An diesem Tag in Le Castellet ging es nicht darum, Bestzeiten in den kühlen Asphalt zu brennen und ein Rennen zu gewinnen. Das spielt für Schumacher aber keine Rolle, er will seinen Job erledigen - und das so gut wie möglich. "Es war immer meine Einstellung, mich zu 100 Prozent auf das zu konzentrieren, was ich gerade mache", erklärt Schumacher anschließend im Interview mit Motorsport-Magazin.com. Das Streckenlayout passt, der Sitz noch nicht. Schumacher fühlt sich nicht ganz wohl auf seiner Rennmaschine und nimmt leichte Veränderungen an seinem zweirädrigen Silberpfeil vor. Da ist er wieder, der Rennsport-Perfektionist. Schumacher ist sich nicht zu schade, die anwesenden Motorrad-Profis, wie den vielfachen TT-Sieger John McGuinness, Moto2-Vizeweltmeister Pol Espargaro und den ehemaligen MotoGP-Piloten Randy Mamola nach Tipps zu fragen.

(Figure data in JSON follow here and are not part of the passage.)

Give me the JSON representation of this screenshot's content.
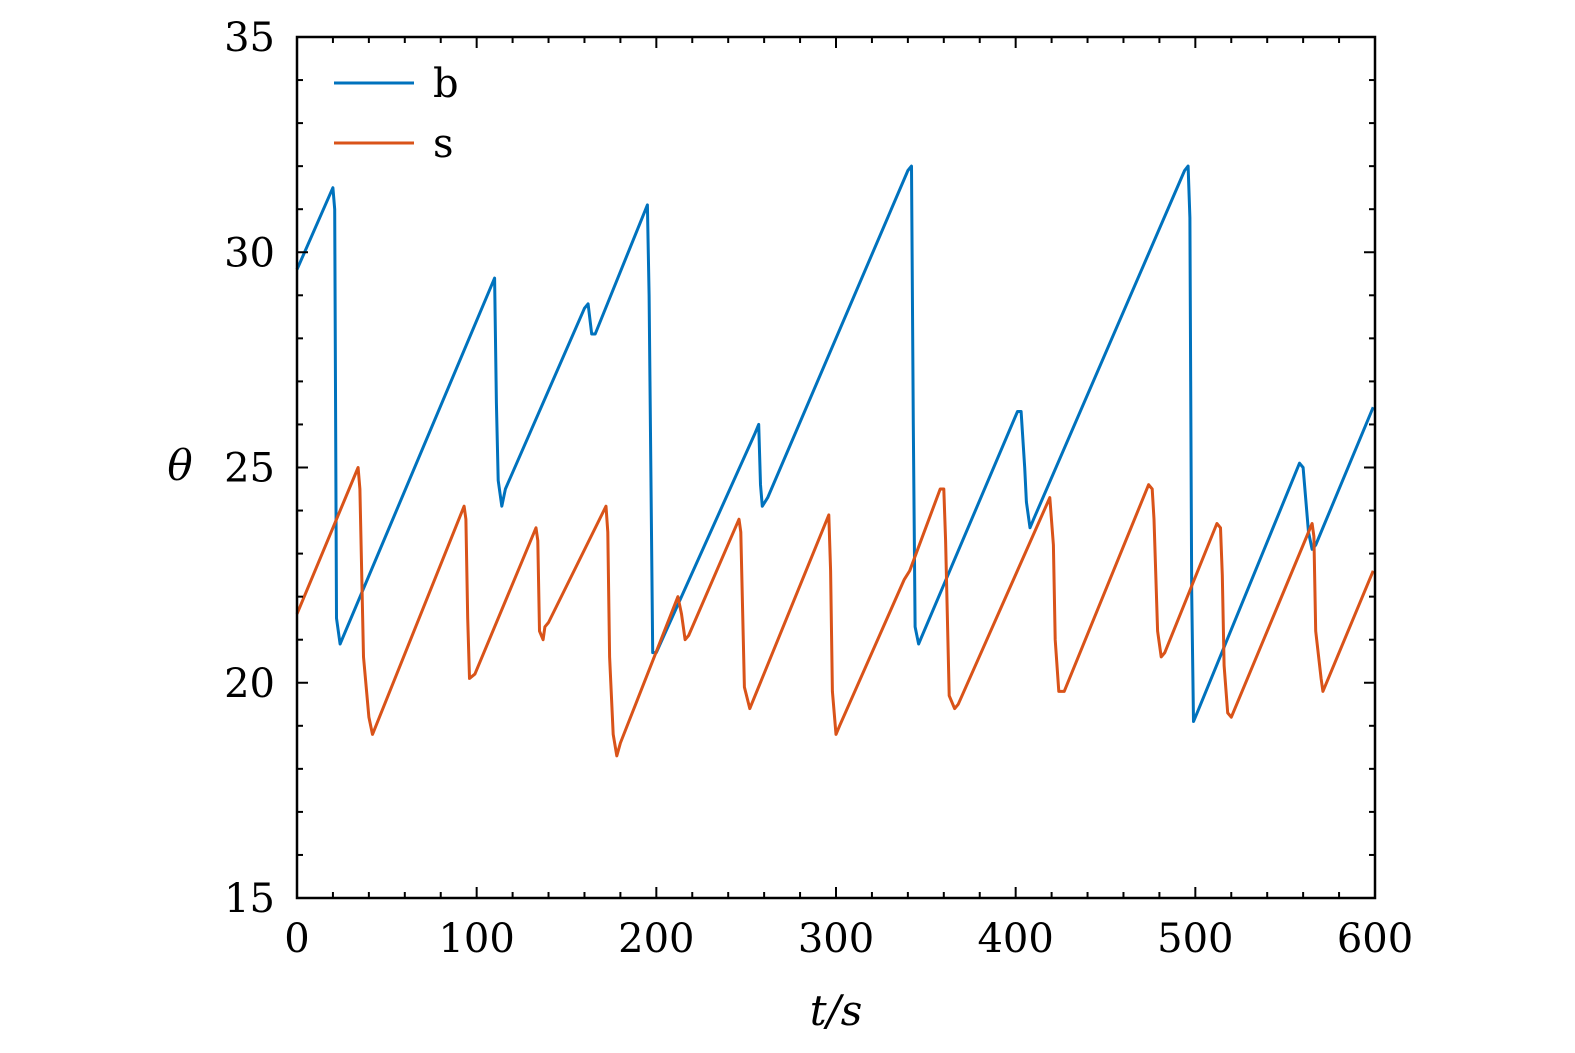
{
  "chart_data": {
    "type": "line",
    "title": "",
    "xlabel": "t/s",
    "ylabel": "θ",
    "xlim": [
      0,
      600
    ],
    "ylim": [
      15,
      35
    ],
    "xticks": [
      0,
      100,
      200,
      300,
      400,
      500,
      600
    ],
    "yticks": [
      15,
      20,
      25,
      30,
      35
    ],
    "grid": false,
    "legend": "top-left",
    "series": [
      {
        "name": "b",
        "color": "#0072BD",
        "points": [
          [
            0,
            29.6
          ],
          [
            20,
            31.5
          ],
          [
            21,
            31.0
          ],
          [
            22,
            21.5
          ],
          [
            24,
            20.9
          ],
          [
            110,
            29.4
          ],
          [
            111,
            26.5
          ],
          [
            112,
            24.7
          ],
          [
            114,
            24.1
          ],
          [
            116,
            24.5
          ],
          [
            160,
            28.7
          ],
          [
            162,
            28.8
          ],
          [
            164,
            28.1
          ],
          [
            166,
            28.1
          ],
          [
            195,
            31.1
          ],
          [
            196,
            29.0
          ],
          [
            198,
            20.7
          ],
          [
            200,
            20.7
          ],
          [
            255,
            25.8
          ],
          [
            257,
            26.0
          ],
          [
            258,
            24.6
          ],
          [
            259,
            24.1
          ],
          [
            262,
            24.3
          ],
          [
            340,
            31.9
          ],
          [
            342,
            32.0
          ],
          [
            343,
            26.0
          ],
          [
            344,
            21.3
          ],
          [
            346,
            20.9
          ],
          [
            401,
            26.3
          ],
          [
            403,
            26.3
          ],
          [
            405,
            25.0
          ],
          [
            406,
            24.2
          ],
          [
            408,
            23.6
          ],
          [
            410,
            23.8
          ],
          [
            494,
            31.9
          ],
          [
            496,
            32.0
          ],
          [
            497,
            30.8
          ],
          [
            498,
            22.1
          ],
          [
            499,
            19.1
          ],
          [
            501,
            19.3
          ],
          [
            558,
            25.1
          ],
          [
            560,
            25.0
          ],
          [
            562,
            24.0
          ],
          [
            563,
            23.5
          ],
          [
            565,
            23.1
          ],
          [
            567,
            23.2
          ],
          [
            599,
            26.4
          ]
        ]
      },
      {
        "name": "s",
        "color": "#D95319",
        "points": [
          [
            0,
            21.6
          ],
          [
            34,
            25.0
          ],
          [
            35,
            24.5
          ],
          [
            37,
            20.6
          ],
          [
            40,
            19.2
          ],
          [
            42,
            18.8
          ],
          [
            93,
            24.1
          ],
          [
            94,
            23.8
          ],
          [
            95,
            21.5
          ],
          [
            96,
            20.1
          ],
          [
            99,
            20.2
          ],
          [
            133,
            23.6
          ],
          [
            134,
            23.3
          ],
          [
            135,
            21.2
          ],
          [
            137,
            21.0
          ],
          [
            138,
            21.3
          ],
          [
            140,
            21.4
          ],
          [
            172,
            24.1
          ],
          [
            173,
            23.5
          ],
          [
            174,
            20.6
          ],
          [
            176,
            18.8
          ],
          [
            178,
            18.3
          ],
          [
            180,
            18.6
          ],
          [
            212,
            22.0
          ],
          [
            214,
            21.6
          ],
          [
            216,
            21.0
          ],
          [
            218,
            21.1
          ],
          [
            246,
            23.8
          ],
          [
            247,
            23.5
          ],
          [
            249,
            19.9
          ],
          [
            252,
            19.4
          ],
          [
            296,
            23.9
          ],
          [
            297,
            22.6
          ],
          [
            298,
            19.8
          ],
          [
            300,
            18.8
          ],
          [
            302,
            19.0
          ],
          [
            338,
            22.4
          ],
          [
            341,
            22.6
          ],
          [
            358,
            24.5
          ],
          [
            360,
            24.5
          ],
          [
            361,
            23.3
          ],
          [
            363,
            19.7
          ],
          [
            366,
            19.4
          ],
          [
            368,
            19.5
          ],
          [
            419,
            24.3
          ],
          [
            421,
            23.2
          ],
          [
            422,
            21.0
          ],
          [
            424,
            19.8
          ],
          [
            427,
            19.8
          ],
          [
            474,
            24.6
          ],
          [
            476,
            24.5
          ],
          [
            477,
            23.8
          ],
          [
            479,
            21.2
          ],
          [
            481,
            20.6
          ],
          [
            483,
            20.7
          ],
          [
            512,
            23.7
          ],
          [
            514,
            23.6
          ],
          [
            515,
            22.5
          ],
          [
            516,
            20.4
          ],
          [
            518,
            19.3
          ],
          [
            520,
            19.2
          ],
          [
            522,
            19.4
          ],
          [
            565,
            23.7
          ],
          [
            566,
            23.4
          ],
          [
            567,
            21.2
          ],
          [
            570,
            20.1
          ],
          [
            571,
            19.8
          ],
          [
            573,
            20.0
          ],
          [
            599,
            22.6
          ]
        ]
      }
    ]
  }
}
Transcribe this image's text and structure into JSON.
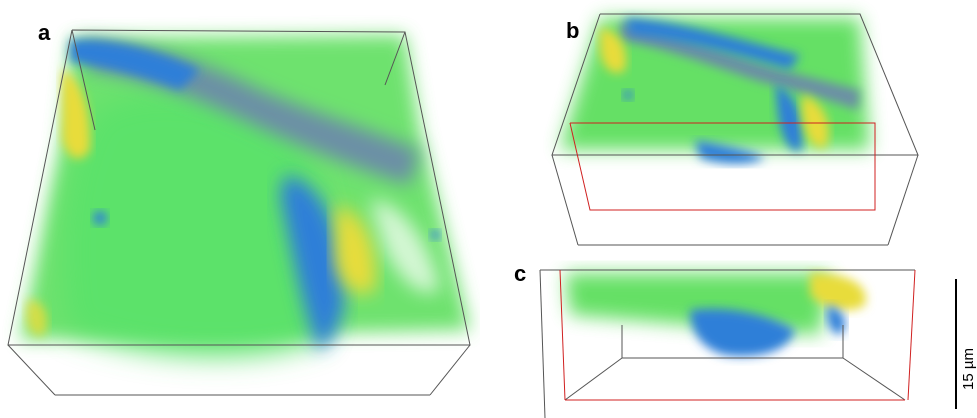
{
  "figure": {
    "panels": [
      {
        "label": "a"
      },
      {
        "label": "b"
      },
      {
        "label": "c"
      }
    ],
    "scale_bar": {
      "label": "15 µm"
    },
    "colors": {
      "green": "#55dd55",
      "blue": "#2f7fd8",
      "slate": "#6c8fa6",
      "yellow": "#e8dc3a",
      "edge_gray": "#555555",
      "edge_red": "#d02020"
    }
  }
}
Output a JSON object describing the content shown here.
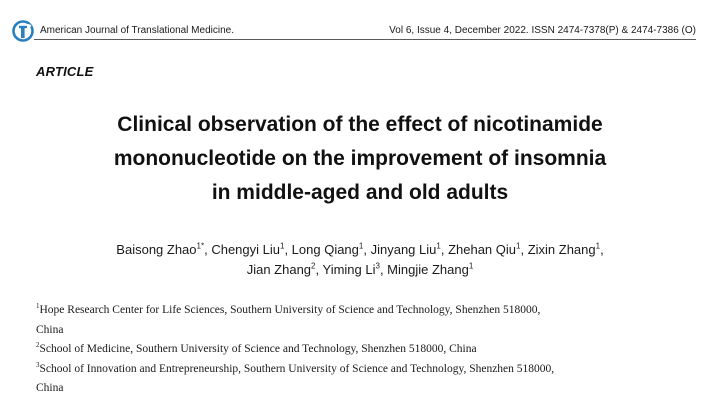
{
  "header": {
    "journal_name": "American Journal of Translational Medicine.",
    "issue_info": "Vol 6, Issue 4, December 2022. ISSN 2474-7378(P) & 2474-7386 (O)",
    "logo_color": "#2a7fc0"
  },
  "article_type": "ARTICLE",
  "title_lines": [
    "Clinical observation of the effect of nicotinamide",
    "mononucleotide on the improvement of insomnia",
    "in middle-aged and old adults"
  ],
  "authors": {
    "line1": [
      {
        "name": "Baisong Zhao",
        "sup": "1*",
        "sep": ", "
      },
      {
        "name": "Chengyi Liu",
        "sup": "1",
        "sep": ", "
      },
      {
        "name": "Long Qiang",
        "sup": "1",
        "sep": ", "
      },
      {
        "name": "Jinyang Liu",
        "sup": "1",
        "sep": ", "
      },
      {
        "name": "Zhehan Qiu",
        "sup": "1",
        "sep": ", "
      },
      {
        "name": "Zixin Zhang",
        "sup": "1",
        "sep": ","
      }
    ],
    "line2": [
      {
        "name": "Jian Zhang",
        "sup": "2",
        "sep": ", "
      },
      {
        "name": "Yiming Li",
        "sup": "3",
        "sep": ", "
      },
      {
        "name": "Mingjie Zhang",
        "sup": "1",
        "sep": ""
      }
    ]
  },
  "affiliations": [
    {
      "sup": "1",
      "text": "Hope Research Center for Life Sciences, Southern University of Science and Technology, Shenzhen 518000,"
    },
    {
      "sup": "",
      "text": "China"
    },
    {
      "sup": "2",
      "text": "School of Medicine, Southern University of Science and Technology, Shenzhen 518000, China"
    },
    {
      "sup": "3",
      "text": "School of Innovation and Entrepreneurship, Southern University of Science and Technology, Shenzhen 518000,"
    },
    {
      "sup": "",
      "text": "China"
    }
  ]
}
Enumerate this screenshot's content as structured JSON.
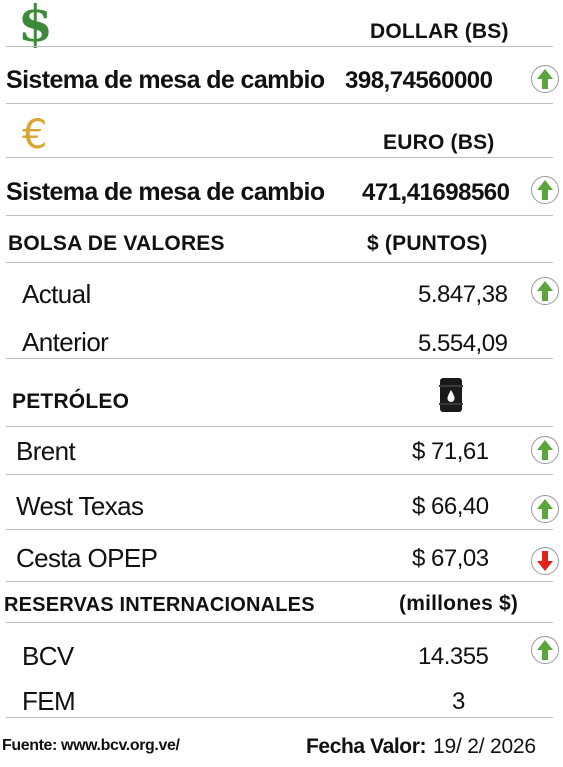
{
  "dollar": {
    "currency_header": "DOLLAR (BS)",
    "label": "Sistema de mesa de cambio",
    "value": "398,74560000",
    "trend": "up",
    "icon": "dollar-sign-icon",
    "icon_color": "#3f8a3a"
  },
  "euro": {
    "currency_header": "EURO (BS)",
    "label": "Sistema de mesa de cambio",
    "value": "471,41698560",
    "trend": "up",
    "icon": "euro-sign-icon",
    "icon_color": "#d9a531"
  },
  "bolsa": {
    "title": "BOLSA DE VALORES",
    "unit_header": "$ (PUNTOS)",
    "rows": [
      {
        "label": "Actual",
        "value": "5.847,38",
        "trend": "up"
      },
      {
        "label": "Anterior",
        "value": "5.554,09"
      }
    ]
  },
  "petroleo": {
    "title": "PETRÓLEO",
    "icon": "oil-barrel-icon",
    "rows": [
      {
        "label": "Brent",
        "value": "$ 71,61",
        "trend": "up"
      },
      {
        "label": "West Texas",
        "value": "$ 66,40",
        "trend": "up"
      },
      {
        "label": "Cesta OPEP",
        "value": "$ 67,03",
        "trend": "down"
      }
    ]
  },
  "reservas": {
    "title": "RESERVAS INTERNACIONALES",
    "unit_header": "(millones $)",
    "rows": [
      {
        "label": "BCV",
        "value": "14.355",
        "trend": "up"
      },
      {
        "label": "FEM",
        "value": "3"
      }
    ]
  },
  "footer": {
    "source": "Fuente: www.bcv.org.ve/",
    "date_label": "Fecha Valor:",
    "date_value": "19/ 2/ 2026"
  },
  "colors": {
    "up_arrow": "#5aa63c",
    "down_arrow": "#e3231b",
    "rule": "#bdbdbd"
  }
}
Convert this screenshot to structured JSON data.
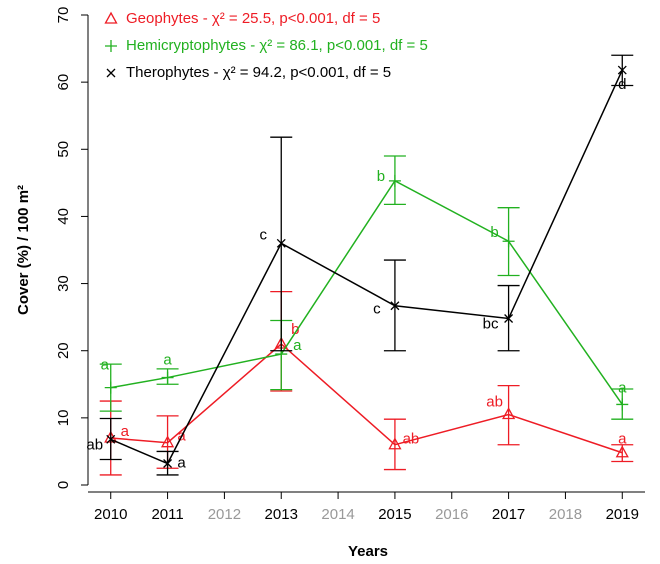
{
  "chart_data": {
    "type": "line",
    "x_label": "Years",
    "y_label": "Cover (%) / 100 m²",
    "x": [
      2010,
      2011,
      2013,
      2015,
      2017,
      2019
    ],
    "xlim": [
      2009.6,
      2019.4
    ],
    "xticks": [
      2010,
      2011,
      2012,
      2013,
      2014,
      2015,
      2016,
      2017,
      2018,
      2019
    ],
    "ylim": [
      0,
      70
    ],
    "yticks": [
      0,
      10,
      20,
      30,
      40,
      50,
      60,
      70
    ],
    "series": [
      {
        "name": "Geophytes - χ² = 25.5, p<0.001, df = 5",
        "color": "#ee1c25",
        "marker": "triangle",
        "values": [
          7,
          6.3,
          21,
          6,
          10.5,
          4.8
        ],
        "lower": [
          1.5,
          2.5,
          14,
          2.3,
          6,
          3.5
        ],
        "upper": [
          12.5,
          10.3,
          28.8,
          9.8,
          14.8,
          6
        ],
        "letters": [
          "a",
          "a",
          "b",
          "ab",
          "ab",
          "a"
        ]
      },
      {
        "name": "Hemicryptophytes - χ² = 86.1, p<0.001, df = 5",
        "color": "#22b120",
        "marker": "plus",
        "values": [
          14.5,
          16,
          19.5,
          45.3,
          36.3,
          12
        ],
        "lower": [
          11,
          15,
          14.2,
          41.8,
          31.2,
          9.8
        ],
        "upper": [
          18,
          17.3,
          24.5,
          49,
          41.3,
          14.3
        ],
        "letters": [
          "a",
          "a",
          "a",
          "b",
          "b",
          "a"
        ]
      },
      {
        "name": "Therophytes - χ² = 94.2, p<0.001, df = 5",
        "color": "#000000",
        "marker": "cross",
        "values": [
          6.8,
          3.2,
          36,
          26.7,
          24.8,
          61.8
        ],
        "lower": [
          3.8,
          1.5,
          20,
          20,
          20,
          59.5
        ],
        "upper": [
          9.9,
          5,
          51.8,
          33.5,
          29.7,
          64
        ],
        "letters": [
          "ab",
          "a",
          "c",
          "c",
          "bc",
          "d"
        ]
      }
    ]
  }
}
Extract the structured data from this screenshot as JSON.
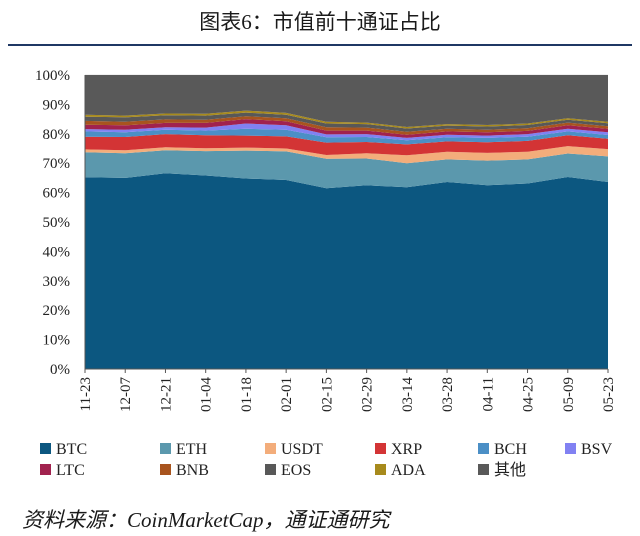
{
  "title": "图表6：市值前十通证占比",
  "source": "资料来源：CoinMarketCap，通证通研究",
  "colors": {
    "BTC": "#0c5780",
    "ETH": "#5b98ad",
    "USDT": "#f3ad7b",
    "XRP": "#d33435",
    "BCH": "#4b8fc6",
    "BSV": "#8181f2",
    "LTC": "#a1224e",
    "BNB": "#a8541e",
    "EOS": "#585858",
    "ADA": "#a78a1c",
    "其他": "#595959"
  },
  "chart_data": {
    "type": "area",
    "stacked": true,
    "x": [
      "11-23",
      "12-07",
      "12-21",
      "01-04",
      "01-18",
      "02-01",
      "02-15",
      "02-29",
      "03-14",
      "03-28",
      "04-11",
      "04-25",
      "05-09",
      "05-23"
    ],
    "x_note_interval": "two-week points",
    "ylim": [
      0,
      100
    ],
    "yticks": [
      "0%",
      "10%",
      "20%",
      "30%",
      "40%",
      "50%",
      "60%",
      "70%",
      "80%",
      "90%",
      "100%"
    ],
    "legend_position": "bottom",
    "series": [
      {
        "name": "BTC",
        "values": [
          65.2,
          65.0,
          66.6,
          65.8,
          64.8,
          64.3,
          61.5,
          62.5,
          61.8,
          63.6,
          62.5,
          63.1,
          65.3,
          63.6
        ]
      },
      {
        "name": "ETH",
        "values": [
          8.5,
          8.4,
          7.8,
          8.3,
          9.5,
          9.7,
          10.0,
          9.1,
          8.2,
          7.7,
          8.4,
          8.2,
          8.0,
          8.7
        ]
      },
      {
        "name": "USDT",
        "values": [
          1.0,
          1.0,
          1.0,
          1.0,
          1.0,
          1.0,
          1.3,
          1.8,
          2.7,
          2.6,
          2.6,
          2.6,
          2.5,
          2.5
        ]
      },
      {
        "name": "XRP",
        "values": [
          4.3,
          4.5,
          4.5,
          4.4,
          4.1,
          4.1,
          4.2,
          3.8,
          3.7,
          3.5,
          3.6,
          3.7,
          3.7,
          3.5
        ]
      },
      {
        "name": "BCH",
        "values": [
          1.8,
          1.6,
          1.5,
          1.6,
          2.3,
          2.3,
          1.8,
          1.7,
          1.4,
          1.4,
          1.5,
          1.4,
          1.3,
          1.3
        ]
      },
      {
        "name": "BSV",
        "values": [
          0.8,
          0.9,
          0.8,
          1.0,
          1.8,
          1.5,
          1.0,
          1.0,
          0.8,
          0.9,
          0.8,
          0.9,
          0.9,
          0.9
        ]
      },
      {
        "name": "LTC",
        "values": [
          1.5,
          1.5,
          1.5,
          1.6,
          1.5,
          1.4,
          1.3,
          1.2,
          1.1,
          1.1,
          1.1,
          1.1,
          1.2,
          1.2
        ]
      },
      {
        "name": "BNB",
        "values": [
          1.3,
          1.2,
          1.2,
          1.1,
          1.0,
          1.0,
          1.1,
          1.0,
          1.0,
          0.9,
          0.9,
          0.9,
          0.9,
          0.9
        ]
      },
      {
        "name": "EOS",
        "values": [
          1.4,
          1.5,
          1.4,
          1.4,
          1.2,
          1.2,
          1.3,
          1.2,
          1.1,
          1.1,
          1.1,
          1.1,
          1.0,
          1.0
        ]
      },
      {
        "name": "ADA",
        "values": [
          0.7,
          0.6,
          0.6,
          0.6,
          0.7,
          0.6,
          0.6,
          0.5,
          0.5,
          0.5,
          0.5,
          0.5,
          0.5,
          0.5
        ]
      },
      {
        "name": "其他",
        "values": [
          13.5,
          13.8,
          13.1,
          13.2,
          12.1,
          12.9,
          15.9,
          16.2,
          17.7,
          16.7,
          17.0,
          16.5,
          14.7,
          15.9
        ]
      }
    ]
  }
}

"Im Zweiradsport kann ich noch ganz viel lernen und bin auch generell sehr daran interessiert zu lernen", sagt Schumacher ganz uneitel. "Ich wäre ja dumm, wenn ich mir eine solche Chance entgehen lassen würde." Nach jeder gefahrenen Runde bespricht er sich mit seinen Rennkollegen und den anwesenden Ingenieuren. Schumacher könnte die Angelegenheit auch ganz entspannt angehen, doch er will sein Bestes geben. Ein gewisser Unmut ist in seinem Gesicht zu erkennen, als es an diesem Freitag unerwartet anfängt zu regnen und der Fahrbetrieb aus Sicherheitsgründen zeitweise eingestellt wird.

Gern wäre Schumacher noch mehr gefahren und hätte sich mit dem Bike an die Grenzen herangetastet. "Genau so etwas macht mir immer wieder großen Spaß: Neue Dinge auszuprobieren und herauszufinden, ob mir das gefällt", sagt er. Sicher ist: Unter Rennbedingungen will er nicht mehr im Zweiradsport antreten, für seine Zeit nach der aktiven Motorsportkarriere setzt er andere Prioritäten. "Es gibt so viele schöne andere Dinge im Leben", entgegnet er mit einem Lächeln auf die Frage, ob er mental schon mit der Formel 1 abgeschlossen habe.

Dazu gehören auch Veranstaltungen wie diese. Eine kleine Runde mit einigen bekannten Gesichtern, keine Dutzenden Fotografen und Journalisten, die Schumacher auf Schritt und Tritt durchs Fahrerlager verfolgen. Lange Zeit dachte er über seinen Rücktritt aus der Formel 1 nach, zweifelte an der nötigen Motivation und Energie, noch ein oder zwei Jahre in der Königsklasse fahren zu können. Jetzt beginnt die neue Zeit, mit weitaus weniger Druck und Stress. In Le Castellet erlebte man diesen anderen Schumacher, den entspannten und ausgeruhten Rennsport-Passionierten. Es erweckte nicht im Ansatz den Eindruck, vor dem erfolgreichsten Piloten der F1-Geschichte zu stehen, als er sich zu Beginn des Tages jedem Anwesenden namentlich vorstellte.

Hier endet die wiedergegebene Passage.